No effort without error or shortcoming
Or, someone is crying in my classroom and I don't know what to do about it.
A few weeks ago, when it was time for my 10th graders to hand in a test, one of them buried her face in her hands and began to cry. Hard. I grabbed a box of tissues and sat down nearby, trying to look sympathetic. Even though I'd been in her shoes before, I had no idea what to say.
Seeing a student in tears — especially during a test — feels terrible. Not only is emotional support one of the explicit duties of a teacher, but of course I genuinely care about them, too. And how could I not? I spend as much time with my students as I do with my own children.
She was the first to break the silence. "I studied so hard," she said. "But I couldn't figure out the last question."
Her conclusion reminded me of a time when I had hit a wall at the end of a test. It came at the end of one of my favorite courses in college: group theory. Just as my chemistry courses had revealed the underlying structure to our physical world, group theory illuminated the underlying structure of the math I'd been learning since elementary school.
I took careful notes, which I still keep on my bookshelf and look through when I feel like reminiscing. I spent hours on homework, even formatting it in a markup language called LaTeX so that it looked like it belonged in an academic journal. I wanted to prove myself worthy of that beautiful subject. But when I took the final exam I came to a problem I didn't know how to solve. Maybe I wasn't worthy after all.
I handed in the paper, trying not to make eye contact with the professor in hopes that she would forget me and my mediocre abilities. Then I walked around the building until I found a place where I could be alone. Sitting on a bench in the basement with my fists clenched, I didn't know if I would cry or scream or both. That was my shot to prove myself, and I'd blown it.
In the moment, that exam was my entire world. Nothing else could have been more important.
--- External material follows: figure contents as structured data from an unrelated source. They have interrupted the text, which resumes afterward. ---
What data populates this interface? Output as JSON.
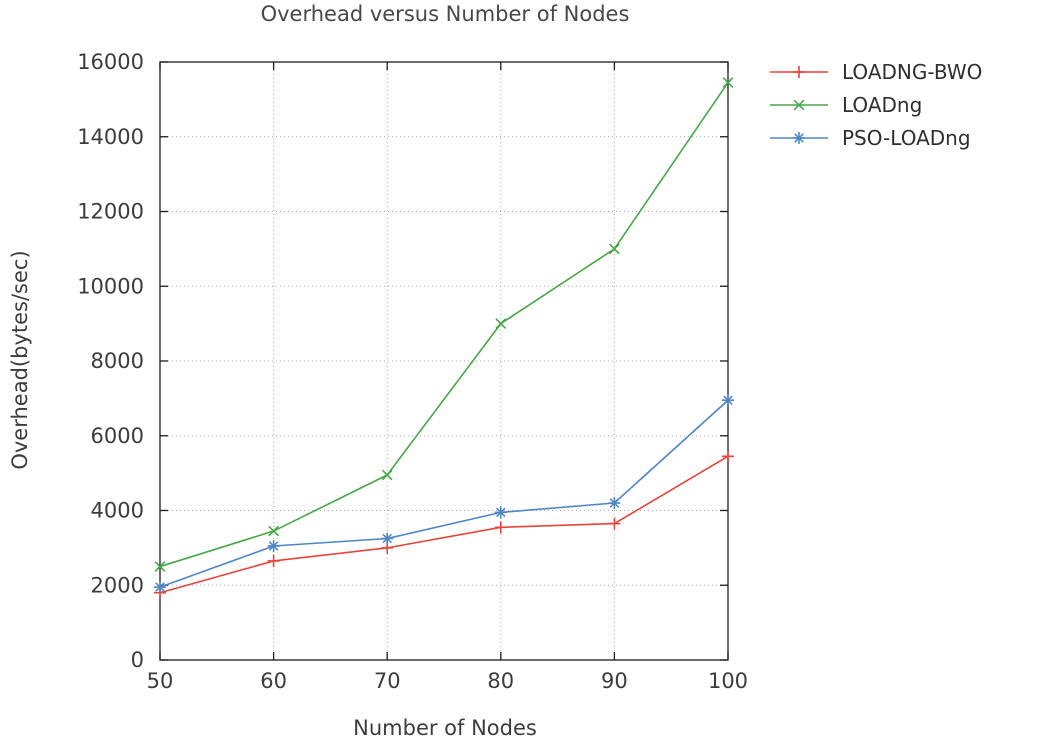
{
  "title": "Overhead versus Number of Nodes",
  "chart_data": {
    "type": "line",
    "title": "Overhead versus Number of Nodes",
    "xlabel": "Number of Nodes",
    "ylabel": "Overhead(bytes/sec)",
    "x": [
      50,
      60,
      70,
      80,
      90,
      100
    ],
    "xlim": [
      50,
      100
    ],
    "ylim": [
      0,
      16000
    ],
    "ytick_step": 2000,
    "xtick_labels": [
      "50",
      "60",
      "70",
      "80",
      "90",
      "100"
    ],
    "ytick_labels": [
      "0",
      "2000",
      "4000",
      "6000",
      "8000",
      "10000",
      "12000",
      "14000",
      "16000"
    ],
    "grid": true,
    "legend_position": "top-right-outside",
    "series": [
      {
        "name": "LOADNG-BWO",
        "color": "#e8423b",
        "marker": "plus",
        "values": [
          1800,
          2650,
          3000,
          3550,
          3650,
          5450
        ]
      },
      {
        "name": "LOADng",
        "color": "#45a845",
        "marker": "cross",
        "values": [
          2500,
          3450,
          4950,
          9000,
          11000,
          15450
        ]
      },
      {
        "name": "PSO-LOADng",
        "color": "#4f86c6",
        "marker": "asterisk",
        "values": [
          1950,
          3050,
          3250,
          3950,
          4200,
          6950
        ]
      }
    ]
  },
  "colors": {
    "axis": "#1c1c1c",
    "grid": "#a8a8a8",
    "text": "#3c3c3c"
  }
}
But by evening I'd started to move on. I remember being relieved to see my results a few days later, but apparently the exact grade wasn't important enough for me to commit to memory. What I do remember was pouring myself into that course. I remember caring, and struggling, and becoming a better mathematician, regardless of whether I could answer that final question or not.
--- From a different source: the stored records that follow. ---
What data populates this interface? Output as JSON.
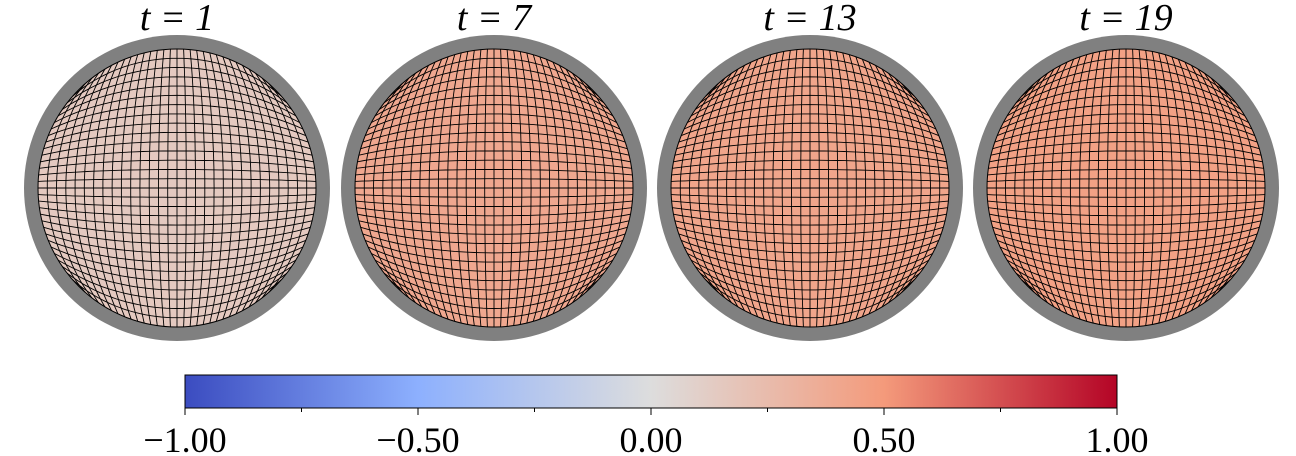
{
  "chart_data": {
    "type": "disk-mesh",
    "panels": [
      {
        "title": "t = 1",
        "value": 0.15
      },
      {
        "title": "t = 7",
        "value": 0.4
      },
      {
        "title": "t = 13",
        "value": 0.42
      },
      {
        "title": "t = 19",
        "value": 0.45
      }
    ],
    "colormap": [
      "#3b4cc0",
      "#8db0fe",
      "#dddddd",
      "#f49a7b",
      "#b40426"
    ],
    "clim": [
      -1,
      1
    ],
    "colorbar_ticks": [
      {
        "value": -1,
        "label": "−1.00"
      },
      {
        "value": -0.5,
        "label": "−0.50"
      },
      {
        "value": 0,
        "label": "0.00"
      },
      {
        "value": 0.5,
        "label": "0.50"
      },
      {
        "value": 1,
        "label": "1.00"
      }
    ],
    "colorbar_minor_ticks": [
      -0.75,
      -0.25,
      0.25,
      0.75
    ]
  }
}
While I could've shared this story with my student, I don't think it would've made her feel any better. She didn't need to hear that things had eventually worked out for me, she needed to hear that they were going to turn out okay for her.
"What if I fail my DP exams?" she asked.1
"You'll move on," I said. "But I don't think you're going to fail your exams. It's obvious you care about doing well. You're going to learn to channel that energy into doing better next time."
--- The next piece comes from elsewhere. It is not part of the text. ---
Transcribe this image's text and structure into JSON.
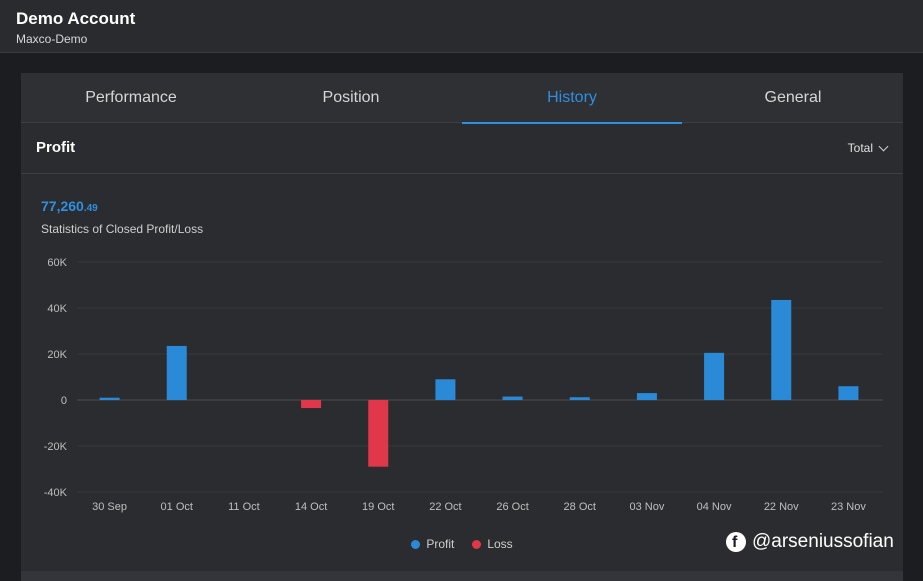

When I first saw her crying I felt like something had gone wrong: her preparation, or my teaching, or both. In retrospect, I wonder if these kinds of lows are simply part of all grand endeavors.
What if someone said they wanted to be a grandmaster in chess without ever feeling disappointed in themselves after losing a match? Or that they aspired to compete in the Olympics but couldn't stomach second place? I don't know about you, but I would think their heart wasn't really in it. That they weren't ready for the highs — and the lows — of learning and growing.
It's easy to fall into the trap of thinking that all negative emotion is the enemy, that tears are always a sign of failure. But they don't have to be. They might just be a sign that someone cares enough to try.
The title of this post comes from a speech that Teddy Roosevelt gave at the Sorbonne in 1910.
These exams represent the culmination of the International Baccalaureate program, and like the SAT, can play a critical role in determining where a student attends university.